Implementing, Tuning and Data Curation of Feedforward Networks
Overview
The purpose of this assignment is to learn the underpinnings of feedforward networks.
You will implement a perceptron network and a single hidden layer feedforward network
with a step-activation function. You will experiment with key hyper parameters as
well as key activation functions so as to understand how they interact and how
they influence the performance of the networks. You will additionally learn about the
taks of curating data so that it may be used to successfully train neural networks.
You will be working with code that implements perceptrons, feed-forward networks and
the backpropagation algorithm.
Basics
- Review the materials from sections 18.7.2 and 18.7.4 of the Russell
and Norvig, in particular the algorithm presented in figure 18.24. For
additional resources, consider the Wikipedia articles on
Perceptrons, Feedforward
neural networks and Backpropagation
- Download and install the Perceptron.java It is a
perceptron network with a single output node. It uses a step activation function.
Currently the training data is set up to learn the Boolean and function.
Implement the trainNetwork() method with a fixed number of ten training episodes.
- Given the learning rate of 0.1, how many training episodes does
the network take to learn Boolean and?
- Modify the learning rate. Can you learn in one training episode?
If so, what is the learning rate?
- Set the learning rate back to 0.1. Now modify the
threshold value. Can you learn in one training episode?
If so, what is the threshold value?
- What is the relationship between the learning rate and the
threshold value in the context of questions (4) and (5)?
- Modify the training data so as to attempt to learn the xor Boolean function.
Experiment with different values for the learning rate and the threshold value.
What appears to be the problem with the perceptron network when attempting to learn xor?
XOR Experiments
Download and install XOR.java. It is a
feedforward network with one output node. It uses a sigmoid
activation function. The weights are initialized to random
values in the range [0..1[. Study the code and conduct the following
experiments:
- Experiment with the following tuning parameters:
number of training episodes, learning rate and hidden
layer size. Currently, they are set to 1,000, 0.1 and 3,
respectively. This is not sufficient to learn xor
reliably. Change those parameters to values so as to efficiently and
reliably train the network. Add to your report several sets of values
with which you were able to train the network efficiently and reliably. Briefly state
what you consider to be reliable. Additionally, address any relationships
you may notice among the parameters. Notice that the testNetwork() method
prints the actual output and the desired output.

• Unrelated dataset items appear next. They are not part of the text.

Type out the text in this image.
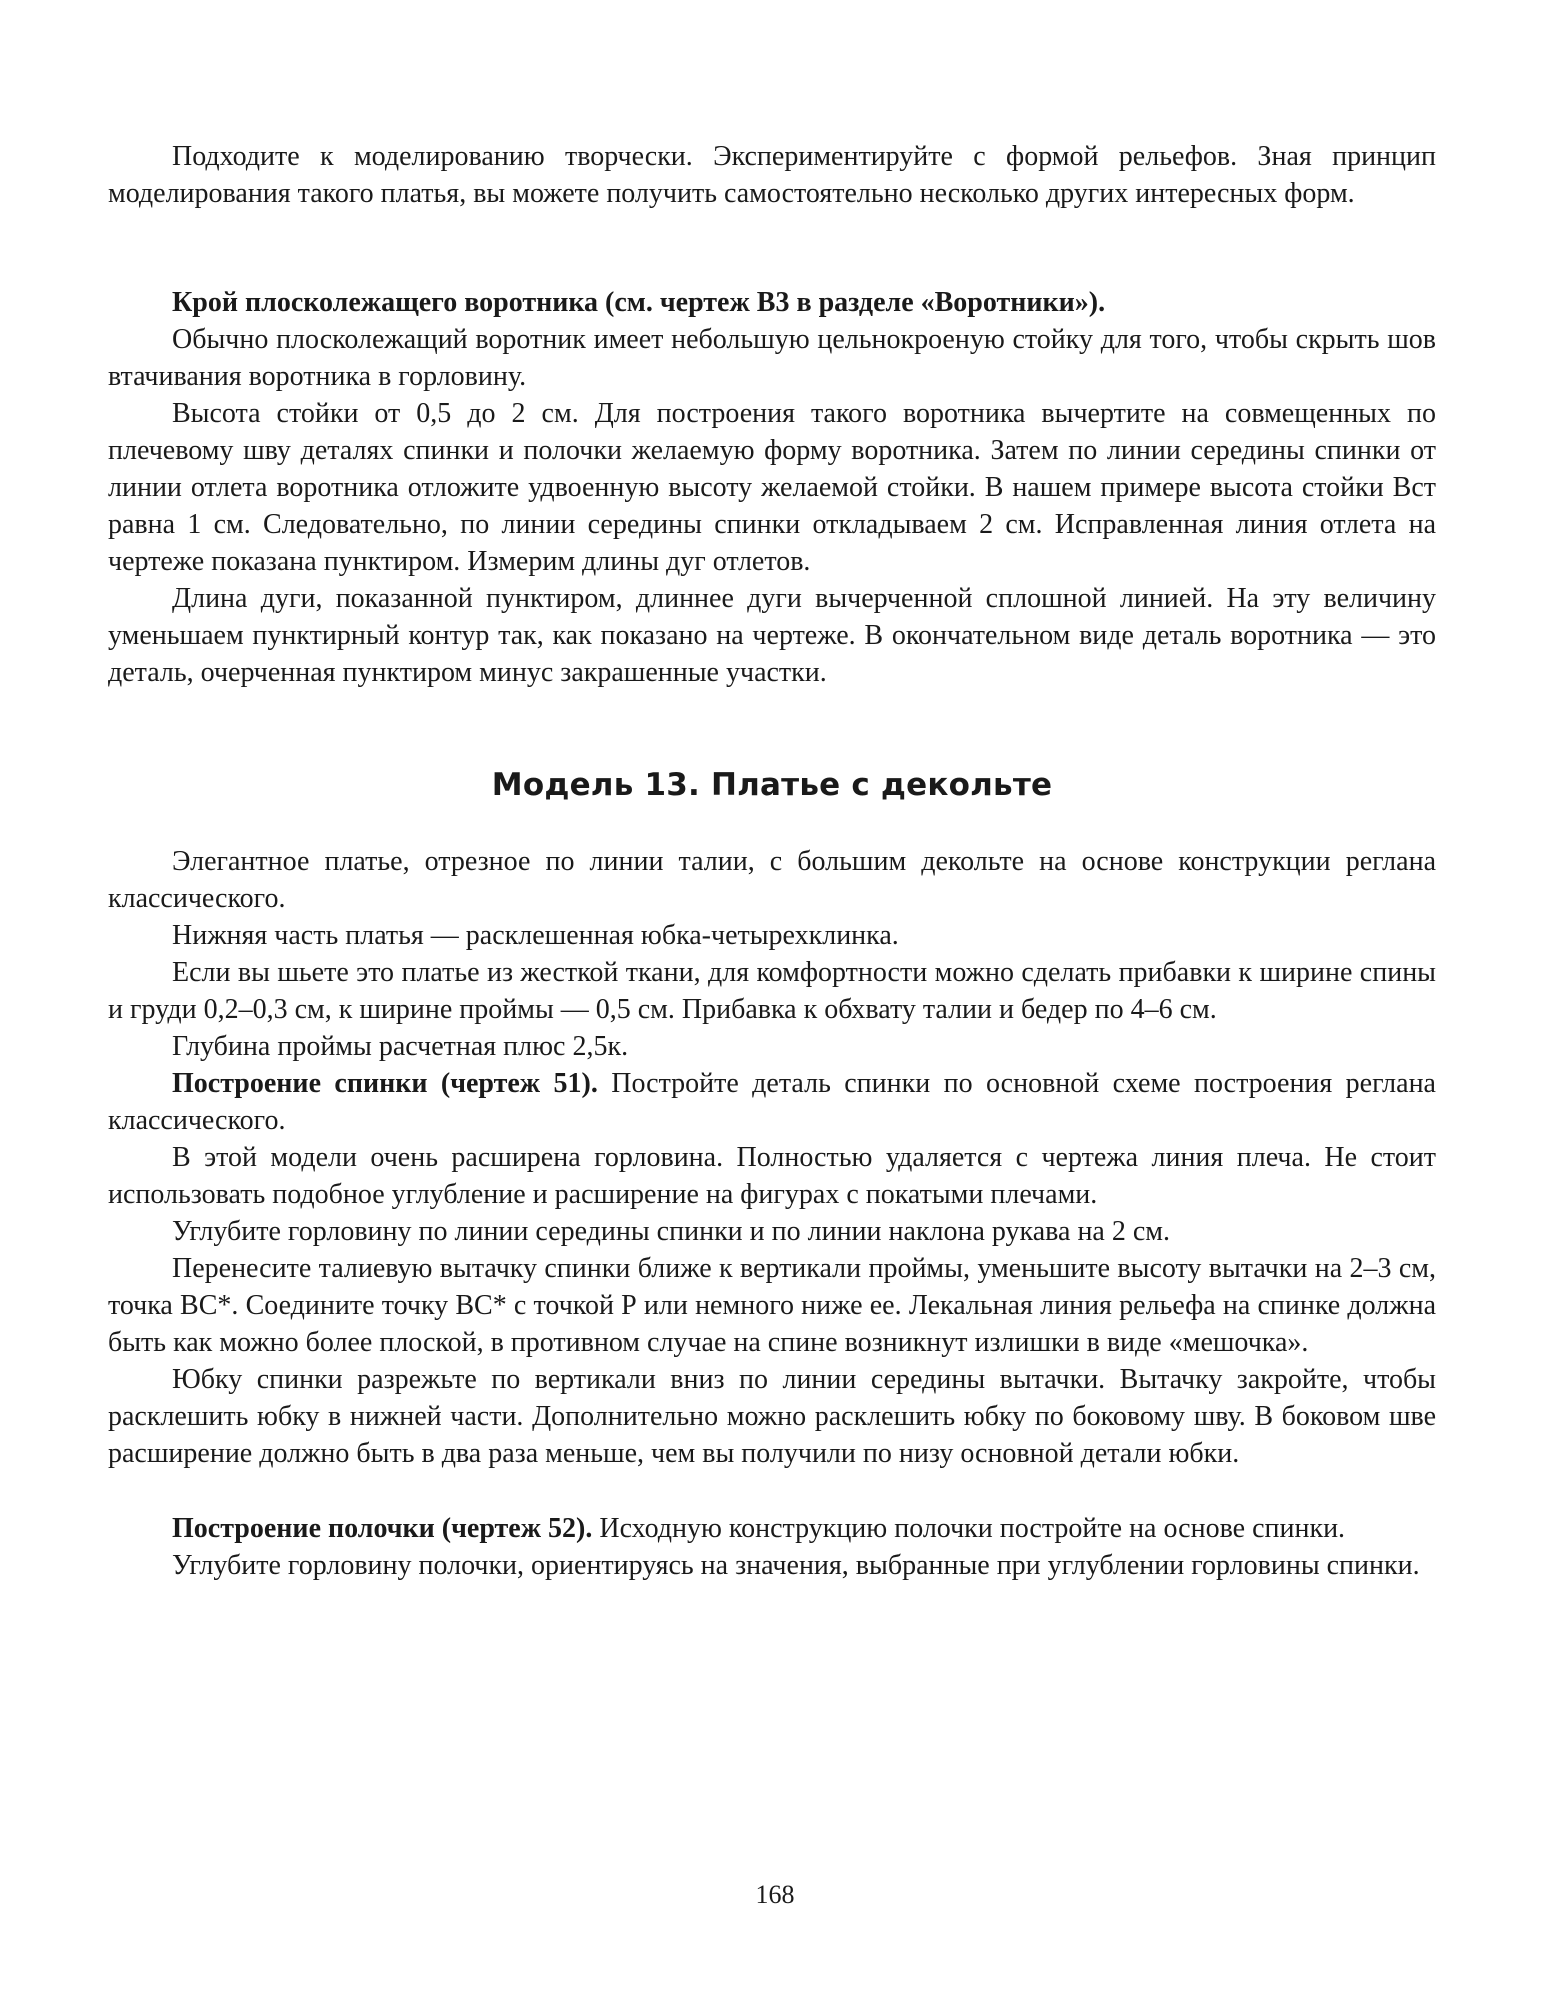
Подходите к моделированию творчески. Экспериментируйте с формой рельефов. Зная принцип моделирования такого платья, вы можете получить самостоятельно несколько других интересных форм.

Крой плосколежащего воротника (см. чертеж В3 в разделе «Воротники»).

Обычно плосколежащий воротник имеет небольшую цельнокроеную стойку для того, чтобы скрыть шов втачивания воротника в горловину.

Высота стойки от 0,5 до 2 см. Для построения такого воротника вычертите на совмещенных по плечевому шву деталях спинки и полочки желаемую форму воротника. Затем по линии середины спинки от линии отлета воротника отложите удвоенную высоту желаемой стойки. В нашем примере высота стойки Вст равна 1 см. Следовательно, по линии середины спинки откладываем 2 см. Исправленная линия отлета на чертеже показана пунктиром. Измерим длины дуг отлетов.

Длина дуги, показанной пунктиром, длиннее дуги вычерченной сплошной линией. На эту величину уменьшаем пунктирный контур так, как показано на чертеже. В окончательном виде деталь воротника — это деталь, очерченная пунктиром минус закрашенные участки.

Модель 13. Платье с декольте

Элегантное платье, отрезное по линии талии, с большим декольте на основе конструкции реглана классического.

Нижняя часть платья — расклешенная юбка-четырехклинка.

Если вы шьете это платье из жесткой ткани, для комфортности можно сделать прибавки к ширине спины и груди 0,2–0,3 см, к ширине проймы — 0,5 см. Прибавка к обхвату талии и бедер по 4–6 см.

Глубина проймы расчетная плюс 2,5к.

Построение спинки (чертеж 51). Постройте деталь спинки по основной схеме построения реглана классического.

В этой модели очень расширена горловина. Полностью удаляется с чертежа линия плеча. Не стоит использовать подобное углубление и расширение на фигурах с покатыми плечами.

Углубите горловину по линии середины спинки и по линии наклона рукава на 2 см.

Перенесите талиевую вытачку спинки ближе к вертикали проймы, уменьшите высоту вытачки на 2–3 см, точка ВС*. Соедините точку ВС* с точкой Р или немного ниже ее. Лекальная линия рельефа на спинке должна быть как можно более плоской, в противном случае на спине возникнут излишки в виде «мешочка».

Юбку спинки разрежьте по вертикали вниз по линии середины вытачки. Вытачку закройте, чтобы расклешить юбку в нижней части. Дополнительно можно расклешить юбку по боковому шву. В боковом шве расширение должно быть в два раза меньше, чем вы получили по низу основной детали юбки.

Построение полочки (чертеж 52). Исходную конструкцию полочки постройте на основе спинки.

Углубите горловину полочки, ориентируясь на значения, выбранные при углублении горловины спинки.

168
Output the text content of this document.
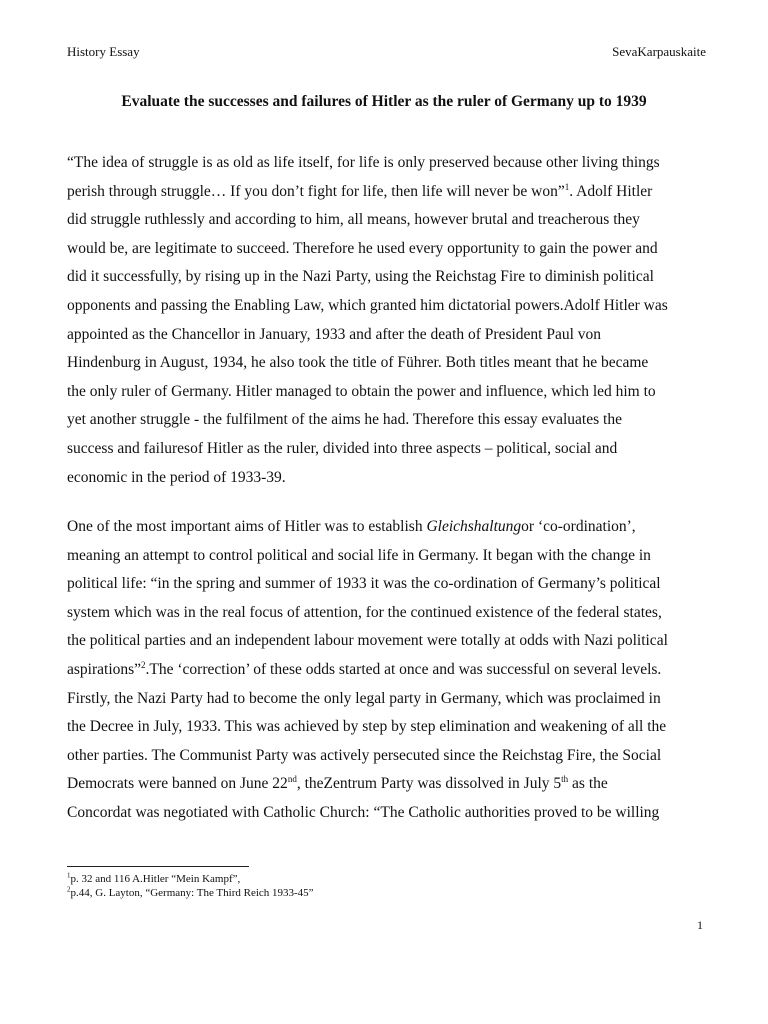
History Essay	SevaKarpauskaite
Evaluate the successes and failures of Hitler as the ruler of Germany up to 1939

“The idea of struggle is as old as life itself, for life is only preserved because other living things
perish through struggle… If you don’t fight for life, then life will never be won”$^1$. Adolf Hitler
did struggle ruthlessly and according to him, all means, however brutal and treacherous they
would be, are legitimate to succeed. Therefore he used every opportunity to gain the power and
did it successfully, by rising up in the Nazi Party, using the Reichstag Fire to diminish political
opponents and passing the Enabling Law, which granted him dictatorial powers.Adolf Hitler was
appointed as the Chancellor in January, 1933 and after the death of President Paul von
Hindenburg in August, 1934, he also took the title of Führer. Both titles meant that he became
the only ruler of Germany. Hitler managed to obtain the power and influence, which led him to
yet another struggle - the fulfilment of the aims he had. Therefore this essay evaluates the
success and failuresof Hitler as the ruler, divided into three aspects – political, social and
economic in the period of 1933-39.

One of the most important aims of Hitler was to establish Gleichshaltungor ‘co-ordination’,
meaning an attempt to control political and social life in Germany. It began with the change in
political life: “in the spring and summer of 1933 it was the co-ordination of Germany’s political
system which was in the real focus of attention, for the continued existence of the federal states,
the political parties and an independent labour movement were totally at odds with Nazi political
aspirations”$^2$.The ‘correction’ of these odds started at once and was successful on several levels.
Firstly, the Nazi Party had to become the only legal party in Germany, which was proclaimed in
the Decree in July, 1933. This was achieved by step by step elimination and weakening of all the
other parties. The Communist Party was actively persecuted since the Reichstag Fire, the Social
Democrats were banned on June 22nd, theZentrum Party was dissolved in July 5th as the
Concordat was negotiated with Catholic Church: “The Catholic authorities proved to be willing

$^1$p. 32 and 116 A.Hitler “Mein Kampf”,
$^2$p.44, G. Layton, “Germany: The Third Reich 1933-45”
1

- Now modify the XOR.java file so that the network uses a
step activation function rather than a sigmoid activation
function. Hint: Recall that the derivative of the step function is
not defined for all values. Experiment with values of the number of training
episodes, learning rate, threshold of the activation function and hidden layer size.
Add to your report several sets of values
with which you were able to train the network efficiently and reliably. Briefly state
what you consider to be reliable. Additionally, address any relationships
you may notice among the parameters.
Digit Recognition
Download and install FeedForwardNetwork.java and Training.java. Study the code. Notice that Training.java is
set-up to train the feed-forward network to train XOR. It serves to test your
installation. Please notice that there
is some testing code in the FeedForwardNetwork.java file. Feel
free to modify it to your needs. Modify the
training file so that it successfully recognizes handwritten
digits. The training data and an explanation of it can be found near
the bottom of The MNIST
Database document.
There are two portions to this assignment.
- At first, you need to curate the data from the MNIST data set so
that it can be used for training purposes. We recommend that you:
- Learn about the byte level layout of an idx-file.
- Study which Java classes and functions you will be using to read
bytes from an idx-file.
- Format and arrange the bytes so that they can be used to train the
given neural network.
- For the second part of this assignment, we ask that you experiment
with the various parameters so as to efficiently and reliably train
the network. In your report, document the number of training
episodes required to obtain the sort of precision you deem
sufficient. Please justify your decision for the
precision. Additionally, include the values of the following
parameters: the range of the initial weights, the learning rate and the
number and size of the hidden layers. Address how long it takes
to train your network, given your parameters.
Submission
Please submit the following items:
- Your report for the experiments your conducted.
- Your modified XOR.java and Training.java files.